Poaching Potential Employees With Finesse

I recently had an ex-colleague who followed up with me as he was wanting to know the ‘rules’ or protocol around poaching employees from competitors. He was feeling a little squeamish about it and he felt it was ‘under-handed’ tactics as he put it.

So I said to him, ‘From a young age we have been taught it’s OK to poach’.
What do you mean? He said aghast!

Just look at the fable of ‘Jack and The Beanstalk’. Jack was the hero and lived in riches at the end of the day, for ultimately flogging the giants golden goose! The towns people didn’t outcast him and in fact applauded his nimbleness. There are many versions of this story and raises the question. Was the giant the rightful owner of the goose in the first place? or did he poach from some-one else? At the end of the day, it is a fairy tale and people are not objects. We are on this earth with free will.
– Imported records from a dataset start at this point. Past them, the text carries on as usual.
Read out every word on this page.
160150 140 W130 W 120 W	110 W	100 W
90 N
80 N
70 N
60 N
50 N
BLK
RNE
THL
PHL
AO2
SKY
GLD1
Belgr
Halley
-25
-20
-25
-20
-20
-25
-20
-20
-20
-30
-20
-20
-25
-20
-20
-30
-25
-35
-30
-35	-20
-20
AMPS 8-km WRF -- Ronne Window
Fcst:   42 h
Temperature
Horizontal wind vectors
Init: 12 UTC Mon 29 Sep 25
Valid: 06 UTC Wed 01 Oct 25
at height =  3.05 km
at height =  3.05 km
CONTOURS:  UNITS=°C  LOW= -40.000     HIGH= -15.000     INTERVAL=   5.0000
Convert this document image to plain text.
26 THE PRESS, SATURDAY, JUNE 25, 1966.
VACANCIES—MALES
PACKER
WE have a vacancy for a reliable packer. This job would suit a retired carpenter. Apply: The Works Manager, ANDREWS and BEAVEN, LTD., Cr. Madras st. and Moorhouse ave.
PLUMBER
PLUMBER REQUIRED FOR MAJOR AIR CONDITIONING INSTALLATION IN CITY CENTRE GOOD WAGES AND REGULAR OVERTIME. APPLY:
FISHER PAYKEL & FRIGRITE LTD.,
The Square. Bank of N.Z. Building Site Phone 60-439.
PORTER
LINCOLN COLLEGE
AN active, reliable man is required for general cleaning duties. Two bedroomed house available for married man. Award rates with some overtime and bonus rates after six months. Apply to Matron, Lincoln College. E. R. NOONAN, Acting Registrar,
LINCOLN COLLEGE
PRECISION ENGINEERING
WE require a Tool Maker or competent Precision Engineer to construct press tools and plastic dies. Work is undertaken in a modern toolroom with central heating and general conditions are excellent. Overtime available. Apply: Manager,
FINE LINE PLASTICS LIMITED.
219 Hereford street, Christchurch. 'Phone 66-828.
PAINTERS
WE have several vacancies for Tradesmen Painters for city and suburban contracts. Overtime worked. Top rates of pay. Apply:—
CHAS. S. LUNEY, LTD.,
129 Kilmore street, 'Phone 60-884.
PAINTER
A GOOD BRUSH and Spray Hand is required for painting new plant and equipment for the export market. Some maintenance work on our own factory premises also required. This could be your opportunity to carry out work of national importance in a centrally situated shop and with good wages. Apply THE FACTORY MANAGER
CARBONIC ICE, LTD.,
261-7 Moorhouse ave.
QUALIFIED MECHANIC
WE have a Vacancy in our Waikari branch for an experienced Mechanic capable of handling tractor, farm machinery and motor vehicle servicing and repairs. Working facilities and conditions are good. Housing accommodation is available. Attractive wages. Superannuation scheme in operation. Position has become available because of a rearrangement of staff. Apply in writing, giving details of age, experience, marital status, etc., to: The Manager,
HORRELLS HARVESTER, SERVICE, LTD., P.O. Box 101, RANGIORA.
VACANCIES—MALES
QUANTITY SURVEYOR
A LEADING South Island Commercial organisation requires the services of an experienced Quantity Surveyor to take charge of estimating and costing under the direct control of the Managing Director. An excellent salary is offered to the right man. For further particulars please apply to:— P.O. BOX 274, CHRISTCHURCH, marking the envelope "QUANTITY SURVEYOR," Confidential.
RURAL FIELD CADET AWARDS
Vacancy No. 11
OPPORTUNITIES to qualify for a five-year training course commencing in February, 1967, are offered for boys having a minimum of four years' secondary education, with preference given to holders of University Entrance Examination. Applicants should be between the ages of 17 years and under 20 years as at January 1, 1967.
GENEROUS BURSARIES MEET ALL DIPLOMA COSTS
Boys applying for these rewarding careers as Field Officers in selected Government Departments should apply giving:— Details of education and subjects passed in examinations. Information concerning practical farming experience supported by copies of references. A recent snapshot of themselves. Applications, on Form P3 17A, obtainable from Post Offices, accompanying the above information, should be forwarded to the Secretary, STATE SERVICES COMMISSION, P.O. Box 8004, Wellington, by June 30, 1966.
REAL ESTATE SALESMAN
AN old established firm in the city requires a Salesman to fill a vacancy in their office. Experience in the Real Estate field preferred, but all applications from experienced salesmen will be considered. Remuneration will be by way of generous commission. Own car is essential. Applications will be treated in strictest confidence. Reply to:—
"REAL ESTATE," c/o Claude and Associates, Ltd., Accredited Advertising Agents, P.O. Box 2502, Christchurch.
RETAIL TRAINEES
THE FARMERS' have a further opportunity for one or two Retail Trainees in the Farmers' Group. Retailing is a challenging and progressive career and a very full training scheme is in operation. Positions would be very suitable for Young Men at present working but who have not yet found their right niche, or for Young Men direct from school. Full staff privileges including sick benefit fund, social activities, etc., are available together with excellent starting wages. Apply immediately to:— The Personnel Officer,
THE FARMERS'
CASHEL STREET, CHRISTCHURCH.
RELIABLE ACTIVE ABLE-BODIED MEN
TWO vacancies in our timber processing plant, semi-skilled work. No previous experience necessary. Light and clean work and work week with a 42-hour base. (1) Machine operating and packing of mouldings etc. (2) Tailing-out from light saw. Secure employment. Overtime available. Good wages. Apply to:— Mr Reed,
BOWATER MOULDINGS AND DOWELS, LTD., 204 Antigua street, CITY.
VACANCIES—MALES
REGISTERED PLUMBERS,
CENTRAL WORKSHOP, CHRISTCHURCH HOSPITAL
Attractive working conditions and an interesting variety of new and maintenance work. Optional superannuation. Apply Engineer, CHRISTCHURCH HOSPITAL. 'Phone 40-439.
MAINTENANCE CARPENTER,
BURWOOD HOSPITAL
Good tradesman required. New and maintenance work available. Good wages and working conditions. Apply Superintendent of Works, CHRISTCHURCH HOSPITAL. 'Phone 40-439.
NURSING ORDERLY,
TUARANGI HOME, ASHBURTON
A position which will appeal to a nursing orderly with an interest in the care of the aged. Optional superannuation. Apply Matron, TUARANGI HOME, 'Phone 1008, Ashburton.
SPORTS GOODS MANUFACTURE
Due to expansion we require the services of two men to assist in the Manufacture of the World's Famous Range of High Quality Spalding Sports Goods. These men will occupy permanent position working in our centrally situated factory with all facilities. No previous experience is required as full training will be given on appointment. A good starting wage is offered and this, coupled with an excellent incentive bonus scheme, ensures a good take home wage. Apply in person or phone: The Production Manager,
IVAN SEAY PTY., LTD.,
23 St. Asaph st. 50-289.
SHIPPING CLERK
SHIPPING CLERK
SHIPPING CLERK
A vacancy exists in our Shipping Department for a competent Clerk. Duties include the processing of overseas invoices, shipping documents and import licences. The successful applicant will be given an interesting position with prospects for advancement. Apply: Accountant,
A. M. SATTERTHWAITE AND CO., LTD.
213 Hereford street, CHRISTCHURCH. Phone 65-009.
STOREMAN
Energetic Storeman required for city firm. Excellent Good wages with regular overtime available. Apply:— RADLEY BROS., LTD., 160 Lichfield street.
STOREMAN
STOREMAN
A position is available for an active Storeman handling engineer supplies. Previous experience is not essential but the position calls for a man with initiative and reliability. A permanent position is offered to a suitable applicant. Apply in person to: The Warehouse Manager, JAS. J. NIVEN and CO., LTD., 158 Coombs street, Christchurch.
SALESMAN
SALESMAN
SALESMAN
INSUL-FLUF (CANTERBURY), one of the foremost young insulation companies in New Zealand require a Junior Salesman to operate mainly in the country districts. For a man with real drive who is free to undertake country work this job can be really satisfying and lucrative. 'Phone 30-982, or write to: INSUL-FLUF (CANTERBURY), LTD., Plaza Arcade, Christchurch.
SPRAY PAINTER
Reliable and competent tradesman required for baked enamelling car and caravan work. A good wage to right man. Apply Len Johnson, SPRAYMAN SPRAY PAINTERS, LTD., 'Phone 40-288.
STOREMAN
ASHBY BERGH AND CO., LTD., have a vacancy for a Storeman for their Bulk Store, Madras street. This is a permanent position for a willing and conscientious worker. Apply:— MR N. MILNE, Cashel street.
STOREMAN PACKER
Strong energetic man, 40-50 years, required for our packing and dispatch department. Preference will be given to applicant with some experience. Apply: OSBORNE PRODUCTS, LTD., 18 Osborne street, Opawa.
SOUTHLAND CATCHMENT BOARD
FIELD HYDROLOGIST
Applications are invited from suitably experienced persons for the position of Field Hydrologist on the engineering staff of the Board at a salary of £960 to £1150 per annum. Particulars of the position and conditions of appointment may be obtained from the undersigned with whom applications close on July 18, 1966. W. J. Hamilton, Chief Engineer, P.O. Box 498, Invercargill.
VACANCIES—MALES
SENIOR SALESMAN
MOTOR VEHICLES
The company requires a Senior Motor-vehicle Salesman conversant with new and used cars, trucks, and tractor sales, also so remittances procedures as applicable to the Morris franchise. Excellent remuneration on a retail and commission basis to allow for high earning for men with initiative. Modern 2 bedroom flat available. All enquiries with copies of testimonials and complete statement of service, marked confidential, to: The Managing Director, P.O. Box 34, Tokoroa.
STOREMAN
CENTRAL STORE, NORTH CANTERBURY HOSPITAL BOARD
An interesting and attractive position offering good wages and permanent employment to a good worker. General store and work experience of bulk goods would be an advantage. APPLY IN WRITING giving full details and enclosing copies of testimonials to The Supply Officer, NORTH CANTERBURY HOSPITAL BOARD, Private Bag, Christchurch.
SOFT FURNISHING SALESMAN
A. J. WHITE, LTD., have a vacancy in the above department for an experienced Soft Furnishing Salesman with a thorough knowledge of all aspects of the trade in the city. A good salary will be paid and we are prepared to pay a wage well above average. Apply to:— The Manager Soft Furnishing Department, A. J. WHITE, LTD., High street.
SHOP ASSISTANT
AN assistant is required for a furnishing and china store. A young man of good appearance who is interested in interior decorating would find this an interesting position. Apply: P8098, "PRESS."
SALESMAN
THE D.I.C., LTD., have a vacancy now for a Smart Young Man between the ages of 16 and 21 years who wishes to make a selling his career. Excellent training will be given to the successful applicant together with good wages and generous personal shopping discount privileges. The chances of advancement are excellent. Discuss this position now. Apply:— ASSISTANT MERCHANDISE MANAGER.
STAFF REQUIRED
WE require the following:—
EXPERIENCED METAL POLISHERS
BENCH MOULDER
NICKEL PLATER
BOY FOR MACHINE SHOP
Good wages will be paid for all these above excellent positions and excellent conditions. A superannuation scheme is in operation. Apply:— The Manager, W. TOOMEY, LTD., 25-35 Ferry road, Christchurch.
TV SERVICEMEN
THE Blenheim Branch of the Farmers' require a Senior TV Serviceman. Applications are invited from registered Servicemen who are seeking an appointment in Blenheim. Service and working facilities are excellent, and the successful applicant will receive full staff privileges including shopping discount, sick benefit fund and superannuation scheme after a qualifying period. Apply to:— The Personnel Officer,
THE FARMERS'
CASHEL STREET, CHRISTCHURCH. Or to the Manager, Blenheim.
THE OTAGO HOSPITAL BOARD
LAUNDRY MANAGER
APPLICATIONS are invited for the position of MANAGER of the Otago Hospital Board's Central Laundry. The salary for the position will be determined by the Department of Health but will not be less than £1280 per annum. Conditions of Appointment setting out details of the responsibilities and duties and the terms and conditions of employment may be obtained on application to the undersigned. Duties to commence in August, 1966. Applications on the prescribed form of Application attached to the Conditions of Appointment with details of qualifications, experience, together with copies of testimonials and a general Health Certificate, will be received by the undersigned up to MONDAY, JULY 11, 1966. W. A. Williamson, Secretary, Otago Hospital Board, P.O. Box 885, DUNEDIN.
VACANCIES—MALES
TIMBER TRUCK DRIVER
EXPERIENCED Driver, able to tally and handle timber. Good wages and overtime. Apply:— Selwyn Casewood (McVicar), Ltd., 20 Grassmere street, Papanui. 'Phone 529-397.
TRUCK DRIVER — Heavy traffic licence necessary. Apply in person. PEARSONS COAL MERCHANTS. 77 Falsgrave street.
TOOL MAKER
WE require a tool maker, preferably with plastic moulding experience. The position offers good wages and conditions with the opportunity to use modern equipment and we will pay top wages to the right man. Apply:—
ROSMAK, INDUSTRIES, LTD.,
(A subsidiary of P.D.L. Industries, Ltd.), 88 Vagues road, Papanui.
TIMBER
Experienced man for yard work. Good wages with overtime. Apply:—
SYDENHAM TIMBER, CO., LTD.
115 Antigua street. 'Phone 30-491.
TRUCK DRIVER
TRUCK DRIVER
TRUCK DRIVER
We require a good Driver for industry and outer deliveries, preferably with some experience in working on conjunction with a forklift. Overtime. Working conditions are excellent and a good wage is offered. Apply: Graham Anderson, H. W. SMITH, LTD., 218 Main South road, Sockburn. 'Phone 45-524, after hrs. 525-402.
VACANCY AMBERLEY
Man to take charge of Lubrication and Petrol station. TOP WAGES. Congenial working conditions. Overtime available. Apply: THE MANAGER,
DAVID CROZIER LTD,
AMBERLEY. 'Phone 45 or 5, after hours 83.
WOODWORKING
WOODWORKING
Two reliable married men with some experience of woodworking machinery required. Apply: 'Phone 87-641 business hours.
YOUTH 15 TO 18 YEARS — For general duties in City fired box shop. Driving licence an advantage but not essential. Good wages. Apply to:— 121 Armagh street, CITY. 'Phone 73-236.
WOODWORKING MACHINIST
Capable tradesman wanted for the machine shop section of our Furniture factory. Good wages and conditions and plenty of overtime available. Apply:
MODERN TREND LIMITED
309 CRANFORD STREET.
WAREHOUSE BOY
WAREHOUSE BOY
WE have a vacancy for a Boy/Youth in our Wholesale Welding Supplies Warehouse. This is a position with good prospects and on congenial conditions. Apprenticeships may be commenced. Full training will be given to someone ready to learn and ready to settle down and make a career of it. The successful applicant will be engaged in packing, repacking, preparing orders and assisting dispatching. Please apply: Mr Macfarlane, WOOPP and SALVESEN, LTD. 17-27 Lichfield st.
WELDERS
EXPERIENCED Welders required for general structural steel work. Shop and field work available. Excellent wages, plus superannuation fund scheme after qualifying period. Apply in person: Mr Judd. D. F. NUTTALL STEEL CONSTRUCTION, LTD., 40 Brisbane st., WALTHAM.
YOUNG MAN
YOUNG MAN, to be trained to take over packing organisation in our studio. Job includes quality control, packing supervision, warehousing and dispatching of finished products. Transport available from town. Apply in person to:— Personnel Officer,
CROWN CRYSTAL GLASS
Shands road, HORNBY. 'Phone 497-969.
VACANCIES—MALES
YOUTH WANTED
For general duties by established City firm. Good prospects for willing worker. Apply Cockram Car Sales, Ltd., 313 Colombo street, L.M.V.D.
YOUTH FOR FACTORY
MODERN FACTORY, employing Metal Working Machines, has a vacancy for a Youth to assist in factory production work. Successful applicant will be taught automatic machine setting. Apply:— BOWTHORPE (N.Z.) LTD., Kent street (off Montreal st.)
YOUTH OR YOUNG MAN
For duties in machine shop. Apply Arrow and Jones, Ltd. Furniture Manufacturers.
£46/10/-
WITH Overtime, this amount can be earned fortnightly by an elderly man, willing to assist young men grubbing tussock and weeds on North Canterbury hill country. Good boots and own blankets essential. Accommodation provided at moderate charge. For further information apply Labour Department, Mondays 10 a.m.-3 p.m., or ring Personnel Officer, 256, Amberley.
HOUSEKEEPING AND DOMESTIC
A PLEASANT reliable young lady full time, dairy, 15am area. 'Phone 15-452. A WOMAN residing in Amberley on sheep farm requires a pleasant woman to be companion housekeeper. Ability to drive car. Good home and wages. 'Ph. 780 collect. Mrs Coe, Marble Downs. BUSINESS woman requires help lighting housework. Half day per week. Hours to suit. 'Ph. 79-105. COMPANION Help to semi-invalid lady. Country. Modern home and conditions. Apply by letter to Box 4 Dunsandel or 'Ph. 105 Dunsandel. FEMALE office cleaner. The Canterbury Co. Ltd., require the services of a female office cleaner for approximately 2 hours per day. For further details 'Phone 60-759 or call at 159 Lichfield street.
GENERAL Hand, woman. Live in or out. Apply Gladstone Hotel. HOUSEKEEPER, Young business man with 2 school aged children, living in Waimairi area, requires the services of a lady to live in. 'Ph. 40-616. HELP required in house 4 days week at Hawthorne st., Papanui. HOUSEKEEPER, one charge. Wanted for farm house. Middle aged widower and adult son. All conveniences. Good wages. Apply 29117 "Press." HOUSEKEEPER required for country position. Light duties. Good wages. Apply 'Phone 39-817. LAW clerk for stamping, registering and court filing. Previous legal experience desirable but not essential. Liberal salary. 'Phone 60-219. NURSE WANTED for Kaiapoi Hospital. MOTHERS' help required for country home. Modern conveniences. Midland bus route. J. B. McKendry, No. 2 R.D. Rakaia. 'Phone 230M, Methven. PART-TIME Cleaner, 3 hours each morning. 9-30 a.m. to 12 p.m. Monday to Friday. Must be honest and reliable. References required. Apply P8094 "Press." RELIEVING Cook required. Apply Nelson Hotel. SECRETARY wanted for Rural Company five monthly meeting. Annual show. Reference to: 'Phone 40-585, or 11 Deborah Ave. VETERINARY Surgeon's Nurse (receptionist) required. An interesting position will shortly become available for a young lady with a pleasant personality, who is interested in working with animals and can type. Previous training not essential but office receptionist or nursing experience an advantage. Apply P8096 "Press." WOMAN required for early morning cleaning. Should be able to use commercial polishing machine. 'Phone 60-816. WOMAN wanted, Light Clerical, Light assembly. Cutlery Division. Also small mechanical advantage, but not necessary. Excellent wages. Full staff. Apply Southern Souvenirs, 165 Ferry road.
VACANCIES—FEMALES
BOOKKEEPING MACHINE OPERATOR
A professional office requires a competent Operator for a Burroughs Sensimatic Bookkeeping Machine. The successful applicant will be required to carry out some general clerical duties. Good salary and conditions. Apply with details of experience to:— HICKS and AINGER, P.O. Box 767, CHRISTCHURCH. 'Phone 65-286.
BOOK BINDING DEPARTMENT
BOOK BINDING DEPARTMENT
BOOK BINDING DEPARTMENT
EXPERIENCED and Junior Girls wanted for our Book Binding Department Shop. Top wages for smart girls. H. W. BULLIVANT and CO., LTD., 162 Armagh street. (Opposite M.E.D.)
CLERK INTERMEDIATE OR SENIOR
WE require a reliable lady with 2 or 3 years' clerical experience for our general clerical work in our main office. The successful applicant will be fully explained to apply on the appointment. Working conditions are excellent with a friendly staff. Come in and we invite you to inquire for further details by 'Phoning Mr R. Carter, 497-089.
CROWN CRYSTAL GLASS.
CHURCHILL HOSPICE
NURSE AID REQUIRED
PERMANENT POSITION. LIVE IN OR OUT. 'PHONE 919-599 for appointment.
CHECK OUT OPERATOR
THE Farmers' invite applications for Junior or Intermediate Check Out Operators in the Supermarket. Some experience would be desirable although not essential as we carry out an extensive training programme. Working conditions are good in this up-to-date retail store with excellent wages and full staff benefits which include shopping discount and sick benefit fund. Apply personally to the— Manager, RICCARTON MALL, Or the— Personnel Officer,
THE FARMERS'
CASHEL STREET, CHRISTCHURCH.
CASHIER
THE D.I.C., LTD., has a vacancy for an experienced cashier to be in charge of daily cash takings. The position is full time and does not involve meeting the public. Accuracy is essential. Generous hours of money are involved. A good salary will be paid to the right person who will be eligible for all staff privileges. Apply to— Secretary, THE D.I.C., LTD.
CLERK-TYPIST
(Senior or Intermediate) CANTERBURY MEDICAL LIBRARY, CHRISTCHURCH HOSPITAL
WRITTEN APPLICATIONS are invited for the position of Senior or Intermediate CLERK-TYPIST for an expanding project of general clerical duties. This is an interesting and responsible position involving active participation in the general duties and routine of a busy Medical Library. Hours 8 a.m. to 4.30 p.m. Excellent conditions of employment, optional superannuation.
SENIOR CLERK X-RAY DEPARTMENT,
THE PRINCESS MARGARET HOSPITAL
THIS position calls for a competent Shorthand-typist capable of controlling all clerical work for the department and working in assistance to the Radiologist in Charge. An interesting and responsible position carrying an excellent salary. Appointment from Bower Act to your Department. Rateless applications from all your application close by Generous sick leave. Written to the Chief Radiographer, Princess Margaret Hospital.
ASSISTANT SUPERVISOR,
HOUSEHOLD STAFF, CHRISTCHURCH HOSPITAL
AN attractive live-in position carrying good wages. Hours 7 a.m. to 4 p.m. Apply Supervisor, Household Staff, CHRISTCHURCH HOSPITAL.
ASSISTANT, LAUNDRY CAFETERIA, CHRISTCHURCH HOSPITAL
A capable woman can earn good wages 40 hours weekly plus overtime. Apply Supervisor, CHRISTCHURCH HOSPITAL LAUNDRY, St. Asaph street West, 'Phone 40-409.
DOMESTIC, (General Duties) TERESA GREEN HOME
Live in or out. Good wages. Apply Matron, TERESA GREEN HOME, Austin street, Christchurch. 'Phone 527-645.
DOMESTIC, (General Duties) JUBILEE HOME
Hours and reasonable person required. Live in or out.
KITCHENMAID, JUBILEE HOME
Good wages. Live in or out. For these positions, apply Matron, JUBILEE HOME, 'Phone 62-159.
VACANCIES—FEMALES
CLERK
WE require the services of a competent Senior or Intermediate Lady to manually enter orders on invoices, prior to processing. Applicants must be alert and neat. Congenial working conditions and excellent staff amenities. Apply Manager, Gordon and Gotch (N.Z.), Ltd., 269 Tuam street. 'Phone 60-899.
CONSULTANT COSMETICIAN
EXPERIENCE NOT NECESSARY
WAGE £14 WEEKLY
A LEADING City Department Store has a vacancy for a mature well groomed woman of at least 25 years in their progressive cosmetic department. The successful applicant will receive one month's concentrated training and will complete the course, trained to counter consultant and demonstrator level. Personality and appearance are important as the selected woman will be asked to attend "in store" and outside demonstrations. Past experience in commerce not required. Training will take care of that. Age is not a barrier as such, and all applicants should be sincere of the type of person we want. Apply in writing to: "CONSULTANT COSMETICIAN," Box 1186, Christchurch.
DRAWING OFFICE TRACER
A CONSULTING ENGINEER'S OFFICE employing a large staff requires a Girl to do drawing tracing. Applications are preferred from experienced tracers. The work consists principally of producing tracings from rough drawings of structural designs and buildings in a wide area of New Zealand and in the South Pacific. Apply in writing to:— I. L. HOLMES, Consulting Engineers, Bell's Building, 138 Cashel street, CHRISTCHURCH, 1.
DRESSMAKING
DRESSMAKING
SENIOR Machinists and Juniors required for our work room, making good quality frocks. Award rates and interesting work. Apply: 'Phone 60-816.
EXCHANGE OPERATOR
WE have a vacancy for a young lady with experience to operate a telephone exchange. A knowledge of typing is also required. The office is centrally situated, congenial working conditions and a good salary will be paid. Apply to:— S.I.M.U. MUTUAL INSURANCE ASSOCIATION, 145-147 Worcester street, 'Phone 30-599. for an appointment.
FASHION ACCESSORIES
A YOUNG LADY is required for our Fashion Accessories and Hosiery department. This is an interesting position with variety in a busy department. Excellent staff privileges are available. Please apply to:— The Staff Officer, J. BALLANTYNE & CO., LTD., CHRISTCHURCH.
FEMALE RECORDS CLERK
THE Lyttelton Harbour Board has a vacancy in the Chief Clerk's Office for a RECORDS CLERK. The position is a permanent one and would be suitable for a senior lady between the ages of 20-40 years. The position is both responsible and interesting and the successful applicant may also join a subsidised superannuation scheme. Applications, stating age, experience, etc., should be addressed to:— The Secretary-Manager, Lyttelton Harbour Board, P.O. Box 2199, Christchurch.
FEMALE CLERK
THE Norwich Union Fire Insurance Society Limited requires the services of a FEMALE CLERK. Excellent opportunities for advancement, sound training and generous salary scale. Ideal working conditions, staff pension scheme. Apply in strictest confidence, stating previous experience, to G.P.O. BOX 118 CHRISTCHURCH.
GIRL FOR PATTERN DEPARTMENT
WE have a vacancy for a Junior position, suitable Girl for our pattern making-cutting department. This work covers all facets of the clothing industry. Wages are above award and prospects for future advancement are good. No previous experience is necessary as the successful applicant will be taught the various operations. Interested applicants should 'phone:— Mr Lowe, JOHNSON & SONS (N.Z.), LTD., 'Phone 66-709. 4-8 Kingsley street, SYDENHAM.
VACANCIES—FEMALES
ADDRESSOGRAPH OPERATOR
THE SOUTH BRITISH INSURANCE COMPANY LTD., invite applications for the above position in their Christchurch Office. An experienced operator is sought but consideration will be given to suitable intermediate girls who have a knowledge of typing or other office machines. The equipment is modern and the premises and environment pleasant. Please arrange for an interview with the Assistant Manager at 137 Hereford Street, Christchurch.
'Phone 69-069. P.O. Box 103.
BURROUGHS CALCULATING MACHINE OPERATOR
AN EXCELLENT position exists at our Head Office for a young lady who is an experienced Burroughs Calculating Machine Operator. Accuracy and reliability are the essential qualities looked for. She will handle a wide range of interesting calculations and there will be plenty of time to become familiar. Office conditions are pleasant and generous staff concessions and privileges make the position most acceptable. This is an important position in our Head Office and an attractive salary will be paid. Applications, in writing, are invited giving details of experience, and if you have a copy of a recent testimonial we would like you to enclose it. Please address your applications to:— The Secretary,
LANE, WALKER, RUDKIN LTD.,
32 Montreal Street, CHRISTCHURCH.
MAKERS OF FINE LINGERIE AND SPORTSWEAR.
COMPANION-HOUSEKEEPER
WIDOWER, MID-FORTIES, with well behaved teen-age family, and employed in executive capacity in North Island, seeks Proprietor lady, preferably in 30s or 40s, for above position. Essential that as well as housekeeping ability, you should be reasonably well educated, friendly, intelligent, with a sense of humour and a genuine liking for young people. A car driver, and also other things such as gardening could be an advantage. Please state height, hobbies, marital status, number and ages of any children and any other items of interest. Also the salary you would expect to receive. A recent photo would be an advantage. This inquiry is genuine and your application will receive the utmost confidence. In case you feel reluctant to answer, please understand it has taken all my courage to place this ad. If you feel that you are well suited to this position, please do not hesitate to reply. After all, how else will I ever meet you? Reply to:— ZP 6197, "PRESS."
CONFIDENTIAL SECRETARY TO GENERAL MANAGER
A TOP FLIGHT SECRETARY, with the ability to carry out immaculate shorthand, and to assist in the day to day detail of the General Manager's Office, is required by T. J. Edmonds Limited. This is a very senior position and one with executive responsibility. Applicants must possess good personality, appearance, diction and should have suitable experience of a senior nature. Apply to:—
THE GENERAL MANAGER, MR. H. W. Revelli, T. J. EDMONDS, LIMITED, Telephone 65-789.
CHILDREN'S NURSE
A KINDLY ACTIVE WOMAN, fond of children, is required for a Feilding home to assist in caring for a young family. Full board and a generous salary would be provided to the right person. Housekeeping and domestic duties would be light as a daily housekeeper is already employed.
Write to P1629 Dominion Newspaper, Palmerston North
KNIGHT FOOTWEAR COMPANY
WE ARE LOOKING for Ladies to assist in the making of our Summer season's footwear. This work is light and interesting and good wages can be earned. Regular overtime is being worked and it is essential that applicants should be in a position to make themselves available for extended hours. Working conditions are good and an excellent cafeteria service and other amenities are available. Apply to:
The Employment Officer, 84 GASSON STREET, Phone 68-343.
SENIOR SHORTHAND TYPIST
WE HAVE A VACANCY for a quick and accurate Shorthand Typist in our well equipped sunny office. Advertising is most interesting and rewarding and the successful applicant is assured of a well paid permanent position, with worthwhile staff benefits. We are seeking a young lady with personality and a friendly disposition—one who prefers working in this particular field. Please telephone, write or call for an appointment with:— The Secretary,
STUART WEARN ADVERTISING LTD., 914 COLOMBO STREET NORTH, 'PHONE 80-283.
This lead me, however, towrite the guidelines (note: not ‘rules’) to help companies in reaching passive candidates in other organisations. What does ‘passive’ mean? That is, potential employees are secured in employment and not necessarily looking to move from their current organisation. However the case may be that they are not planning on moving jobs immediately, they may not necessarily be very engaged or happy with where they are and are just ‘riding it out’, for whatever reason. Many survey’s and studies show that around 63% of employees are not truly engaged in their work. They are not necessarily looking for an alternative either.

More to the point many organisation’s make critical hiring mistake #5 (see 7 critical hiring mistakes) by poaching the ‘golden boy’, or girl from a competitor organisation only to have it fail six months later.

Why is this? Often it is because the way that person operated in their former organisation worked because of their culture or that the role was slightly different or after the initial ‘honeymoon’ period they lapse into the same level of disengagement.

Organisations need to do an in depth analysis on what temperament and behaviors they need to create the required outcomes of the role before they start chasing down that rock star from a competing organisation.

One way of doing this is by using a behavioral profiling tool like DISC, Myers Briggs or the proven McQuaig system. This will tell you immediately whether they are a likely match to your role and organisation. Saving you wasted time and thousands of dollars, despite how good they are in the other organisation. Just be sure.

What do you think? To poach or not to poach?